José Cláudio Ribeiro e Maria do Espírito Santo foram assassinados a tiros em maio de 2011 em um assentamento em Nova Ipixuna, no sudeste do ParáTerminou na quinta, dia 4, o julgamento dos três acusados de assassinar o casal de trabalhadores rurais José Cláudio Ribeiro e Maria do Espírito Santo. Lindonjonson Silva Rocha e Alberto Lopes do Nascimento foram considerados culpados e condenados a 42 anos e oito meses e 45 anos de prisão, respectivamente. José Rodrigues Moreira, acusado de planejar, financiar e organizar os assassinatos, foi inocentado.

Ana Maria Magalhães de Carvalho, promotora no caso, afirmou que já recorreu da decisão favorável a José Rodrigues.
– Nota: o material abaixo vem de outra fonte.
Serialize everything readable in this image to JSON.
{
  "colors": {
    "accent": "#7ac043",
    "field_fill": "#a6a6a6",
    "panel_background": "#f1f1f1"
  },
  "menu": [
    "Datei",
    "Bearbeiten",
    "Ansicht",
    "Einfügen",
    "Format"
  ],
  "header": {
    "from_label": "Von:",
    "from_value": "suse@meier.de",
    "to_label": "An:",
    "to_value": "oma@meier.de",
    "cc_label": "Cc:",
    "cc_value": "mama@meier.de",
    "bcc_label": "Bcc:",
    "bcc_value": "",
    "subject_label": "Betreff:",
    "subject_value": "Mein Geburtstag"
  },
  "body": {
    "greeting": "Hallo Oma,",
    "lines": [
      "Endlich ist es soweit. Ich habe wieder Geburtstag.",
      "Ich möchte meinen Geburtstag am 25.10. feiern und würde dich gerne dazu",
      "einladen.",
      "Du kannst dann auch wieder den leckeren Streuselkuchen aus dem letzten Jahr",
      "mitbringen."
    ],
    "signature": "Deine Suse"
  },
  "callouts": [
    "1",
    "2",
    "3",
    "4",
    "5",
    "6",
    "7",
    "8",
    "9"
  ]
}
Segundo ela, as provas contra ele são suficientes para uma condenação.

– Várias testemunhas mostraram que ele perdeu 100 mil reais porque queria expulsar posseiros da terra, de uma área grilada, que ele comprou de uma forma ilegal.

José Cláudio e Maria foram assassinados a tiros em maio de 2011 em um assentamento em Nova Ipixuna, no sudeste do Pará. Os dois denunciavam a extração ilegal de madeira na região em que viviam e afirmavam receber constantes ameaças de morte.
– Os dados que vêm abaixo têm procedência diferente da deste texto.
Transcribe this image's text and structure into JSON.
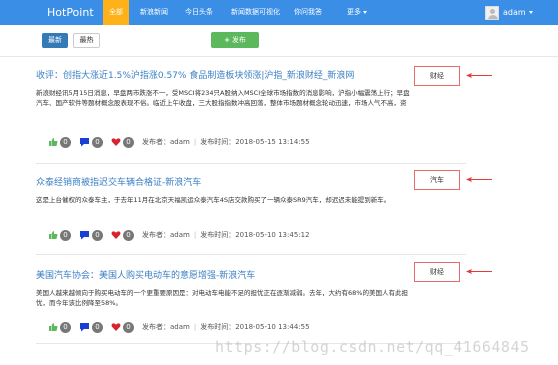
{
  "navbar": {
    "brand": "HotPoint",
    "items": [
      {
        "label": "全部",
        "active": true
      },
      {
        "label": "新浪新闻",
        "active": false
      },
      {
        "label": "今日头条",
        "active": false
      },
      {
        "label": "新闻数据可视化",
        "active": false
      },
      {
        "label": "你问我答",
        "active": false
      },
      {
        "label": "更多",
        "active": false
      }
    ],
    "user": "adam"
  },
  "toolbar": {
    "latest_label": "最新",
    "hottest_label": "最热",
    "publish_label": "发布"
  },
  "posts": [
    {
      "title": "收评：创指大涨近1.5%沪指涨0.57% 食品制造板块领涨|沪指_新浪财经_新浪网",
      "body": "新浪财经讯5月15日消息，早盘两市跌涨不一，受MSCI将234只A股纳入MSCI全球市场指数的消息影响，沪指小幅震荡上行；早盘汽车、国产软件等题材概念股表现不俗。临近上午收盘，三大股指指数冲高回落，整体市场题材概念轮动迅速，市场人气不高，资",
      "likes": "0",
      "comments": "0",
      "hearts": "0",
      "author": "发布者：adam",
      "time": "发布时间：2018-05-15 13:14:55",
      "tag": "财经"
    },
    {
      "title": "众泰经销商被指迟交车辆合格证-新浪汽车",
      "body": "这是上台催权的众泰车主，于去年11月在北京天福凯运众泰汽车4S店交款购买了一辆众泰SR9汽车，却迟迟未能提到新车。",
      "likes": "0",
      "comments": "0",
      "hearts": "0",
      "author": "发布者：adam",
      "time": "发布时间：2018-05-10 13:45:12",
      "tag": "汽车"
    },
    {
      "title": "美国汽车协会：美国人购买电动车的意愿增强-新浪汽车",
      "body": "美国人越来越倾向于购买电动车的一个更重要原因是：对电动车电能不足的担忧正在逐渐减弱。去年，大约有68%的美国人有此担忧，而今年该比例降至58%。",
      "likes": "0",
      "comments": "0",
      "hearts": "0",
      "author": "发布者：adam",
      "time": "发布时间：2018-05-10 13:44:55",
      "tag": "财经"
    }
  ],
  "watermark": "https://blog.csdn.net/qq_41664845",
  "colors": {
    "navbar": "#3a8ee6",
    "active_tab": "#ffb11a",
    "primary_button": "#337ab7",
    "success_button": "#5cb85c",
    "link": "#3b7fc4",
    "annotation": "#e56a6a"
  }
}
Segundo Ana Maria, José Rodrigues teria comprado a terra de grileiros. Um grupo trabalhadores rurais, porém, já havia se estabelecido no local, trazidos pelo casal de extrativistas, que eram líderes na região. Rodrigues, conforme disse a promotora, tentou a todo custo expulsar os posseiros que estavam na área e, como não conseguiu, decidiu matar os dois.

Anistia Internacional lamenta absolvição

A organização não governamental (ONG) Anistia Internacional no Brasil lamentou a decisão do júri que inocentou José Rodrigues Moreira da acusação de planejar, financiar e organizar o assassinato do casal de trabalhadores rurais José Cláudio Ribeiro e Maria do Espírito Santo.
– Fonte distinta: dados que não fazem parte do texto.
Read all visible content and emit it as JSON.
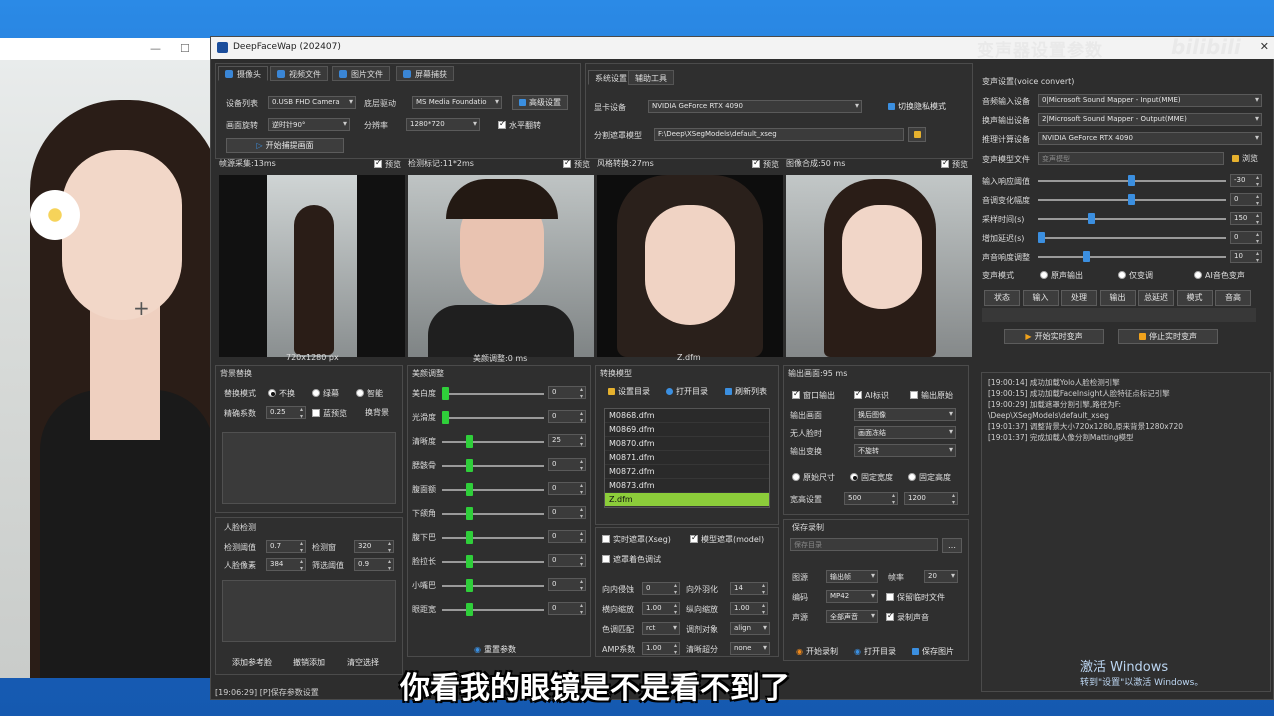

Em nota, a organização afirmou que o resultado do julgamento dos três acusados de participação no crime é preocupante. “A impunidade dos crimes cometidos contra defensores de direitos humanos fortalece a ação daqueles que agem fora da lei e contra a preservação dos bens naturais do país. E mantém a luta dos defensores e defensoras dos direitos humanos como uma atividade de alto risco, na qual agressões e ameaças buscam sempre silenciar sua voz”, sustentou a Anistia Internacional.